The works in Drew Tal’s new show “Silent Worlds,” which opens on May 11 at Turner Carroll Gallery, focus on the faces of children.
“There is an innocence in children but also a kind of underlying depth, judgment-free wisdom and fearless attitude that I find challenging and inspiring,” explains Tal, an Israeli-born artist who divides his time between living in Florida and the south of France.
“Silent Worlds” was inspired by a trip to the Forbidden City, a walled city within the city of Beijing, China. It features around a dozen large photographs layered with texture and pattern which were created through a process that Tal says is both laborious and artistically satisfying.

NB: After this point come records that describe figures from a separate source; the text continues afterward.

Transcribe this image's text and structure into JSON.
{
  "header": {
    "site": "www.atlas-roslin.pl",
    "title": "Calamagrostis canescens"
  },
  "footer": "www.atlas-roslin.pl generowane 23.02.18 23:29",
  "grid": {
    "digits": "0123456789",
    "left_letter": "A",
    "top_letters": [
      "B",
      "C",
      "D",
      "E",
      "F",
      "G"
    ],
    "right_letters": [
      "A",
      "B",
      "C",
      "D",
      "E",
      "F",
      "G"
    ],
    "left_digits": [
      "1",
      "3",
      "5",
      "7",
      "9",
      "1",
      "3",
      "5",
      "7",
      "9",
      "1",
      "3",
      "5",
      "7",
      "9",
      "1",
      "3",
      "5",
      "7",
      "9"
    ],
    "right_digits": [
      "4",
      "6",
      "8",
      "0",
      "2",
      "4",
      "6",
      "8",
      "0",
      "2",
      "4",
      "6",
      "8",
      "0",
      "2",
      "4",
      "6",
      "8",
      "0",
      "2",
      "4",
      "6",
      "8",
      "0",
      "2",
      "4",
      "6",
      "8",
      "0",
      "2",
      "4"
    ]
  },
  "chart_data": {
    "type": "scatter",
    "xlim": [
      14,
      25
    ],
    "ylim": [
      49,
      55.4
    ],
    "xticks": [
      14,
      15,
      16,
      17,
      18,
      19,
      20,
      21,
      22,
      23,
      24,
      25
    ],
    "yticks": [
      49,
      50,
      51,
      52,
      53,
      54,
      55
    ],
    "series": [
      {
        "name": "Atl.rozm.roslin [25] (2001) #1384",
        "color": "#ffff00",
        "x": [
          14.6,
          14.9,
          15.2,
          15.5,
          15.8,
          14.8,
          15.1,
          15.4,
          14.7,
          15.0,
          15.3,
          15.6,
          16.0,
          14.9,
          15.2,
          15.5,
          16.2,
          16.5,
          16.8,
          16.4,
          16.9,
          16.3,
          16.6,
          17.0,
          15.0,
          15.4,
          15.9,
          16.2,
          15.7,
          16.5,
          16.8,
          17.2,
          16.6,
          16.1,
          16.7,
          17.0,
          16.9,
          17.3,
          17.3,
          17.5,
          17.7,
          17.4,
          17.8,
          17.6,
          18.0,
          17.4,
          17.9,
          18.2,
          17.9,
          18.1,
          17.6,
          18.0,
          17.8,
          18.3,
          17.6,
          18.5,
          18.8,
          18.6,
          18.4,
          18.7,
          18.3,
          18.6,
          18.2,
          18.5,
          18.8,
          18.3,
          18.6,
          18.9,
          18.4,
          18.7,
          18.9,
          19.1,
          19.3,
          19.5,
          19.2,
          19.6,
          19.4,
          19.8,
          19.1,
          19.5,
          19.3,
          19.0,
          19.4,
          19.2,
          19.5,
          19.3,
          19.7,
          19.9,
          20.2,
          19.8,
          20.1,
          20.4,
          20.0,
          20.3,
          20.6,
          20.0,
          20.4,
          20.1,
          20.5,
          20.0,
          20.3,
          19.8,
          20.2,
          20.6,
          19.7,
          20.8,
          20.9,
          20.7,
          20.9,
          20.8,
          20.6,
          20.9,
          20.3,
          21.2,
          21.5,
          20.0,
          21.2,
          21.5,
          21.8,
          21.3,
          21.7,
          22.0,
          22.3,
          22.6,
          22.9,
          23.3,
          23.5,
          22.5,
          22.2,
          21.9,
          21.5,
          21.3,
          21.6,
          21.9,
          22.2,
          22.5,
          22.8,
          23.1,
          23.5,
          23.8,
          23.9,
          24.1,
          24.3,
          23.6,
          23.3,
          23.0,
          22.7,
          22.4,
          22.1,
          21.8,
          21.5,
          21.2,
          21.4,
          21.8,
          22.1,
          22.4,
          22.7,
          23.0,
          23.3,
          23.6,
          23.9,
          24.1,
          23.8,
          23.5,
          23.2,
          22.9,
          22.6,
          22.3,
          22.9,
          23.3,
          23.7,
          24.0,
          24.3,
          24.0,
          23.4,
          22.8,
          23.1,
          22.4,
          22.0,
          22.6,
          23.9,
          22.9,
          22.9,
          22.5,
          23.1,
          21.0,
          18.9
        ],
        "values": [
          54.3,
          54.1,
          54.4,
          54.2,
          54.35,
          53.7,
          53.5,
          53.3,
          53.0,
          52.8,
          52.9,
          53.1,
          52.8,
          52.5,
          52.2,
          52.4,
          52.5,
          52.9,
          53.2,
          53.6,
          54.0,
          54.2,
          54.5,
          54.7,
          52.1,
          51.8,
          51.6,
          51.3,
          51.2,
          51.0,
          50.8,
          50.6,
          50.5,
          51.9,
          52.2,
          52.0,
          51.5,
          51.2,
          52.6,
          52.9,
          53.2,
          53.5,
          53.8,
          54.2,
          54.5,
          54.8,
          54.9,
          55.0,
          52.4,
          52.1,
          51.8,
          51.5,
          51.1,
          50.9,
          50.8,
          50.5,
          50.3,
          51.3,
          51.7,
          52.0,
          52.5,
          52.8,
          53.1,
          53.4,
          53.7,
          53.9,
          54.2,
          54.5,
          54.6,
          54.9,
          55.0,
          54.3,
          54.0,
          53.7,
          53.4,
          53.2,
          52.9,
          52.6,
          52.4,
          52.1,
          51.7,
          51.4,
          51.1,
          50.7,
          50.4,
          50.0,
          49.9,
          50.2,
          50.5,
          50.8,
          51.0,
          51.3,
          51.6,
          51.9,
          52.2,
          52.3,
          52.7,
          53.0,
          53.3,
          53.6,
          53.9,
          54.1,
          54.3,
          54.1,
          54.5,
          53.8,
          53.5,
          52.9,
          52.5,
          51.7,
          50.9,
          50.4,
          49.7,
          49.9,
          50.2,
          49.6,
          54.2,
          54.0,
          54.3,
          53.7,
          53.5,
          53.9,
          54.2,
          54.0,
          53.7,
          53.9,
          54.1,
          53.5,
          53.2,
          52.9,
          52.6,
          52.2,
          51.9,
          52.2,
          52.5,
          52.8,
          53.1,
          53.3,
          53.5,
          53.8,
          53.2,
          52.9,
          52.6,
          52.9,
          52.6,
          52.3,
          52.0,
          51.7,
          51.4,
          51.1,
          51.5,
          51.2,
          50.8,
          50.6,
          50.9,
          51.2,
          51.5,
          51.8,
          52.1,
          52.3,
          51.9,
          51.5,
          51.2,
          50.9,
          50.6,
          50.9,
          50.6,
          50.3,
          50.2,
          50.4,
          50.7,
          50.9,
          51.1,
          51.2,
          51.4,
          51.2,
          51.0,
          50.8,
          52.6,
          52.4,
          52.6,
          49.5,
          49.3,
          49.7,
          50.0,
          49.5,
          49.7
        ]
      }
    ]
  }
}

“The Forbidden City is a massive complex of palatial architecture that I found extremely fascinating,” he adds. “As I was wandering around the hundreds of impressive palaces and structures, I couldn’t help imagine what life was like behind these walls. I especially wondered what it was like for the children. The series of portraits I created zooms in on these sheltered children; some dressed in the finest of silks, some posed behind windows, all staring into the viewer’s eyes.”
Traveling, whether it’s to the remote Sahara desert, walled Medieval cities in Italy, the fjords in Norway, the Great Barrier Reef off the coast of Australia or Medieval hilltop villages in France, has been an integral part of Tal’s personal and professional life for decades. Each journey, he says, has brought with it a fresh need to create.
“I am now and have always been very visual and therefore inspired and artistically stimulated by a great many different things,” Tal explains. “Typically, it is a face that will inspire me to begin a new piece, but I am also constantly inspired by old walls, trees, clouds, fabrics, nature and textures of all kinds.”